Casi no cabía en mí cuando ya muy cerca de su sombra una sonrisa dulce y armoniosa recibió mis saludos. Esa mirada profunda y serena que otrora me invitaba, ahora enjuiciaba mis palabras y el sano temblor de la duda llenó mis frases tartamudeadas que preguntaban sobre el libro que leía.

Así supe que derramaba sus horas en ensayos de amor de un autor suizo cuyo nombre me vino a la cabeza como otro balonazo, sembrando un gol imparable que se diluyó entre sonrisas y frases entrecortadas.
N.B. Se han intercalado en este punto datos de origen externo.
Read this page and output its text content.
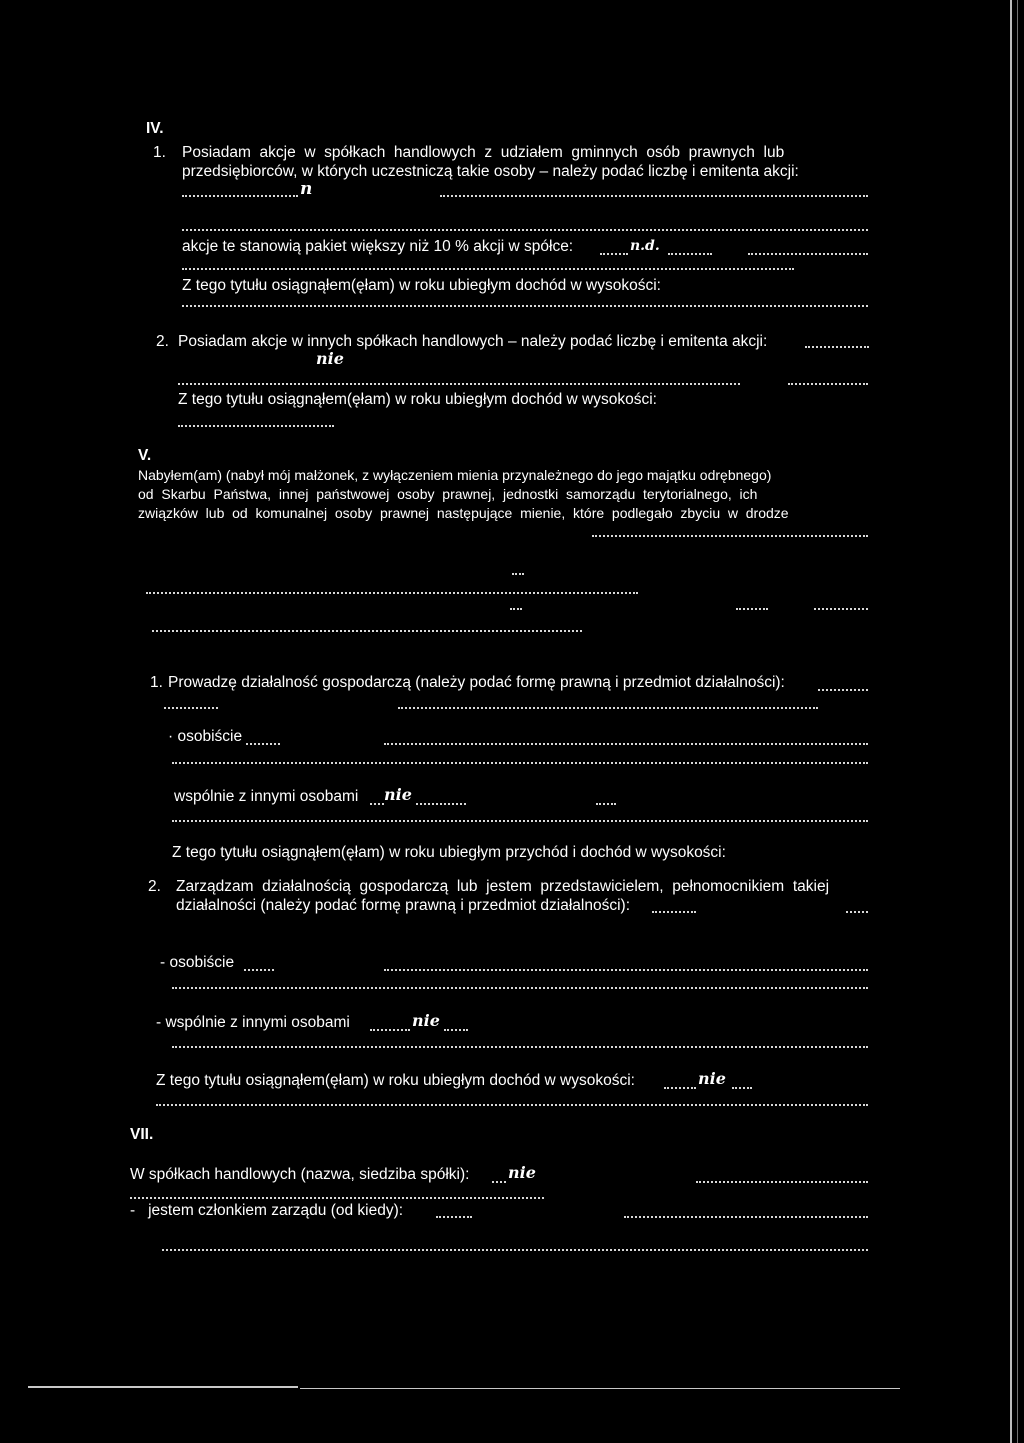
IV.
1. Posiadam  akcje  w  spółkach  handlowych  z  udziałem  gminnych  osób  prawnych  lub
przedsiębiorców, w których uczestniczą takie osoby – należy podać liczbę i emitenta akcji:
n
akcje te stanowią pakiet większy niż 10 % akcji w spółce:	n.d.
Z tego tytułu osiągnąłem(ęłam) w roku ubiegłym dochód w wysokości:
2. Posiadam akcje w innych spółkach handlowych – należy podać liczbę i emitenta akcji:
nie
Z tego tytułu osiągnąłem(ęłam) w roku ubiegłym dochód w wysokości:
V.
Nabyłem(am) (nabył mój małżonek, z wyłączeniem mienia przynależnego do jego majątku odrębnego)
od  Skarbu  Państwa,  innej  państwowej  osoby  prawnej,  jednostki  samorządu  terytorialnego,  ich
związków  lub  od  komunalnej  osoby  prawnej  następujące  mienie,  które  podlegało  zbyciu  w  drodze
1. Prowadzę działalność gospodarczą (należy podać formę prawną i przedmiot działalności):
· osobiście
wspólnie z innymi osobami nie
Z tego tytułu osiągnąłem(ęłam) w roku ubiegłym przychód i dochód w wysokości:
2. Zarządzam  działalnością  gospodarczą  lub  jestem  przedstawicielem,  pełnomocnikiem  takiej
działalności (należy podać formę prawną i przedmiot działalności):
- osobiście
- wspólnie z innymi osobami	nie
Z tego tytułu osiągnąłem(ęłam) w roku ubiegłym dochód w wysokości:	nie
VII.
W spółkach handlowych (nazwa, siedziba spółki): nie
-   jestem członkiem zarządu (od kiedy):
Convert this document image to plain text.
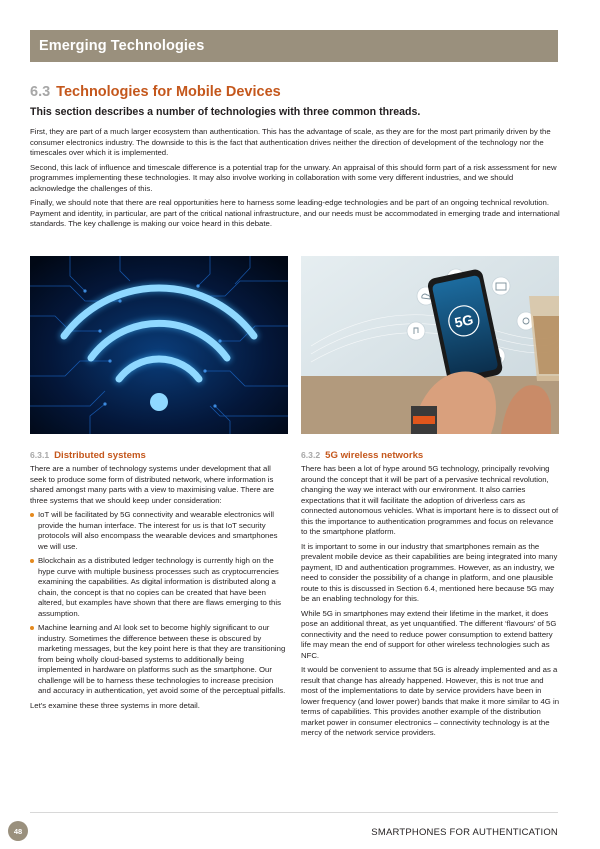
Emerging Technologies
6.3 Technologies for Mobile Devices
This section describes a number of technologies with three common threads.

First, they are part of a much larger ecosystem than authentication. This has the advantage of scale, as they are for the most part primarily driven by the consumer electronics industry. The downside to this is the fact that authentication drives neither the direction of development of the technology nor the timescales over which it is implemented.

Second, this lack of influence and timescale difference is a potential trap for the unwary. An appraisal of this should form part of a risk assessment for new programmes implementing these technologies. It may also involve working in collaboration with some very different industries, and we should acknowledge the challenges of this.

Finally, we should note that there are real opportunities here to harness some leading-edge technologies and be part of an ongoing technical revolution. Payment and identity, in particular, are part of the critical national infrastructure, and our needs must be accommodated in emerging trade and international standards. The key challenge is making our voice heard in this debate.

5G
6.3.1 Distributed systems

There are a number of technology systems under development that all seek to produce some form of distributed network, where information is shared amongst many parts with a view to maximising value. There are three systems that we should keep under consideration:

IoT will be facilitated by 5G connectivity and wearable electronics will provide the human interface. The interest for us is that IoT security protocols will also encompass the wearable devices and smartphones we will use.
Blockchain as a distributed ledger technology is currently high on the hype curve with multiple business processes such as cryptocurrencies examining the capabilities. As digital information is distributed along a chain, the concept is that no copies can be created that have been altered, but examples have shown that there are flaws emerging to this assumption.
Machine learning and AI look set to become highly significant to our industry. Sometimes the difference between these is obscured by marketing messages, but the key point here is that they are transitioning from being wholly cloud-based systems to additionally being implemented in hardware on platforms such as the smartphone. Our challenge will be to harness these technologies to increase precision and accuracy in authentication, yet avoid some of the perceptual pitfalls.

Let's examine these three systems in more detail.

6.3.2 5G wireless networks

There has been a lot of hype around 5G technology, principally revolving around the concept that it will be part of a pervasive technical revolution, changing the way we interact with our environment. It also carries expectations that it will facilitate the adoption of driverless cars as connected autonomous vehicles. What is important here is to dissect out of this the importance to authentication programmes and focus on relevance to the smartphone platform.

It is important to some in our industry that smartphones remain as the prevalent mobile device as their capabilities are being integrated into many payment, ID and authentication programmes. However, as an industry, we need to consider the possibility of a change in platform, and one plausible route to this is discussed in Section 6.4, mentioned here because 5G may be an enabling technology for this.

While 5G in smartphones may extend their lifetime in the market, it does pose an additional threat, as yet unquantified. The different ‘flavours’ of 5G connectivity and the need to reduce power consumption to extend battery life may mean the end of support for other wireless technologies such as NFC.

It would be convenient to assume that 5G is already implemented and as a result that change has already happened. However, this is not true and most of the implementations to date by service providers have been in lower frequency (and lower power) bands that make it more similar to 4G in terms of capabilities. This provides another example of the distribution market power in consumer electronics – connectivity technology is at the mercy of the network service providers.

48	SMARTPHONES FOR AUTHENTICATION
Una vez más nada se me ocurriría.

Como de costumbre me confundí en preguntar cosas del autor y otras tonterías del momento, pero por su acento pude ubicar sus horas de niña en la España mediterránea. Sin embargo, en el mismo acento pude desdibujar su nacionalidad venezolana y su gusto por el autor suizo. Pero una vez que salí del trago inicial y empezaba a tomar control de la situación, escuche una voz áspera y tajante que atravesaba la arena mientras anunciaba lo tarde que era, pregonando improperios hacia mí por la demora, preguntando con tono de respuesta ya obtenida «Negro, ¿tu estás listo? Hace rato que llegó el peñero… ¡vámonos pues…!

Allí entendí que ese sería el regalo de cumpleaños de mi amigo. Quizás su ultimo antojo de este enero. Adiviné en sus finos labios la llegada de una sonrisa quijotesca y burlona, y mientras se encogía de hombros sus cejas se elevaron avisando la hora y el apuro de mi amigo. Espantando de mi mente las preguntas y los suspiros, el neo-tartamudeo refloreció y apenas pude decirle que era hora de irme. Sin querer dar un toque dramático a nuestro encuentro de dos minutos le suspire un nos vemos, sin poderle decir que nunca dije nada porque me parecía impropio usar un tal autor suizo de cuyo nombre no quiero acordarme y a quien evidentemente no conozco, como excusa para decirle que me había impregnado de ella.